Number of atoms = (mass x Avogadro’s no.) /molar mass Therefore the number of atoms in a gram of Uranium can be calculated as:

(0.001kg x 6.022×10^23)/0.236053 = 2.55×10^21

Now we can multiply this number by the amount of energy produced by a single fission reaction and we get:

(2.55×10^21)x(3.18×10^-11) = 8.11×10^10J

This is a HUGE amount of energy for just a single gram of fuel. Especially when compared to the amount of energy generated by coal or oil, and remains the reason why Uranium is so widely used (despite the potential dangers). Ultimately, The amount of free energy contained in nuclear fuel is millions of times the amount of free energy contained in a similar mass of chemical fuel, such as gasoline. Moreover, the process of decomposition produces a huge amount of heat, a large volume of heavy element atoms, and a lot of neutrons.
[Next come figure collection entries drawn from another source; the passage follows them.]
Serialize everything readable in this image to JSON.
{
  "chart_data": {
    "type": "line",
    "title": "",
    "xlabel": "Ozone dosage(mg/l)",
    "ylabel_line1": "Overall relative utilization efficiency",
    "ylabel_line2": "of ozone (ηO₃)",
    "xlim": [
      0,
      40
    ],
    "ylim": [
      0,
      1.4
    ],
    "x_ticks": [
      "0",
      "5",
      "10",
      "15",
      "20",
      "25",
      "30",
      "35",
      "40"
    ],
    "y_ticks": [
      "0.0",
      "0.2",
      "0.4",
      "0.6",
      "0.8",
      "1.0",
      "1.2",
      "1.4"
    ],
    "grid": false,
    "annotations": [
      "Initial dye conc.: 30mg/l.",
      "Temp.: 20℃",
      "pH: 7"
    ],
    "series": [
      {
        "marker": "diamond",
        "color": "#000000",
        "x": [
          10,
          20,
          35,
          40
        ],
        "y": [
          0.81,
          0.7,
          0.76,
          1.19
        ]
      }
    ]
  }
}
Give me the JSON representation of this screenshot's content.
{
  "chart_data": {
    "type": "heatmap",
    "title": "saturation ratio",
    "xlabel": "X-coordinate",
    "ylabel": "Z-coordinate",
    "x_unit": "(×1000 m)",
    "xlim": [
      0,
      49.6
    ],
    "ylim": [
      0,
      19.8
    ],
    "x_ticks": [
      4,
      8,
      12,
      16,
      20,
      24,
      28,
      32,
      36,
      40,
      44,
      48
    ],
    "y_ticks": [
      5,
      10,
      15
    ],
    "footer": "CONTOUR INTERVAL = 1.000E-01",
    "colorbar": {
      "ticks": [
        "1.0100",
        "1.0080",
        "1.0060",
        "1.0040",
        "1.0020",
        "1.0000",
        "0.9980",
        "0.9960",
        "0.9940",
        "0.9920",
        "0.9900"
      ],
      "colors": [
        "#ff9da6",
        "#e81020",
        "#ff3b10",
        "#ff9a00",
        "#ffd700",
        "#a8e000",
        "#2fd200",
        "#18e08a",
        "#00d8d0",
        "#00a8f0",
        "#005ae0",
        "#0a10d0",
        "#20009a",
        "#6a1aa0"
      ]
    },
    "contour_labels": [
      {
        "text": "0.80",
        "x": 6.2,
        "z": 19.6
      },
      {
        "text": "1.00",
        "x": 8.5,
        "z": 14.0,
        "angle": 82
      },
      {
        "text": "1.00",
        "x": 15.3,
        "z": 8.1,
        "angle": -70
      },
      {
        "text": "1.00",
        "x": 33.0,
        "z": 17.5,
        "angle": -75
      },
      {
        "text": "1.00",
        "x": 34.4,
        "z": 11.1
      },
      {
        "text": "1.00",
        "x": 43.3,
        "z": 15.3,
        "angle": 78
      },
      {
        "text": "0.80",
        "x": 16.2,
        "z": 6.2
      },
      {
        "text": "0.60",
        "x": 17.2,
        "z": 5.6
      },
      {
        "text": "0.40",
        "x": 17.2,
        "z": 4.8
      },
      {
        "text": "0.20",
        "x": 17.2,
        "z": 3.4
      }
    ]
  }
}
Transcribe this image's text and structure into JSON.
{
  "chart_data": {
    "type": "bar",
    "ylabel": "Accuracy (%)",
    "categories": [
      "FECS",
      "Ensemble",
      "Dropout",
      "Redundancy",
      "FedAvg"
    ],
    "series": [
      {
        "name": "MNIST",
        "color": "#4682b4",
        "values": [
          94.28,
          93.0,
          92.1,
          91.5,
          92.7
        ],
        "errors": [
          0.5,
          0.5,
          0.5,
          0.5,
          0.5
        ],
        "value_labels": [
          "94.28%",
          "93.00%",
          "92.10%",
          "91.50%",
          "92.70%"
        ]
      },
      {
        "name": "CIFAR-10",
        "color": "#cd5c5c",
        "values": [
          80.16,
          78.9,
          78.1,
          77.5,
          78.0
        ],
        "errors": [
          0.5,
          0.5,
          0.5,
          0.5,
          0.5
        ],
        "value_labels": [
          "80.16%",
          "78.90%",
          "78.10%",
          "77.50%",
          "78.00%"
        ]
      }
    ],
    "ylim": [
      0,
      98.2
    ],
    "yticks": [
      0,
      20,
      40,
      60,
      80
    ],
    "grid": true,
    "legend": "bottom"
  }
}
In addition to these products, the nuclear fission also produces a big volume of radioactive waste. Obviously, this waste needs to be disposed of, as it could cause serious destruction to the environment, should it leak. Proper storage is extravagantly expensive.

But of course, there are a number of advantages to this kind of power. Getting rid of our dependence on fossil fuels is probably the biggest advantage of nuclear power. Power plants that burn coal are highly destructive to the environment (whereas nuclear fission is really only destructive if there is a leak or meltdown). Moreover, the mining process destroys vast swatches of Earth, including a number of diverse habitats. There is also the issue of oil spills (we all probably remember the infamous BP contamination of the Gulf). More importantly, the nuclear fuel used is much more efficient and found in abundance. Large reserves of uranium are spread in many parts of the world. Scientific estimates suggest that the rate at which the fossil fuel are being used today, their reserves are bound to become empty by the end of this century. Yet, the byproducts of the fission process remain radioactive for thousands of years and can cause serious harm to living beings. Although the chances are rare, a nuclear power disaster can decimate a habitat/ecosystem (depending on the size and nature of the disaster).

In the end, it is each individual’s responsibility to acquire the knowledge necessary to make decisions and be informed. Hopefully, this post helped you start (or continue) this journey of discovery.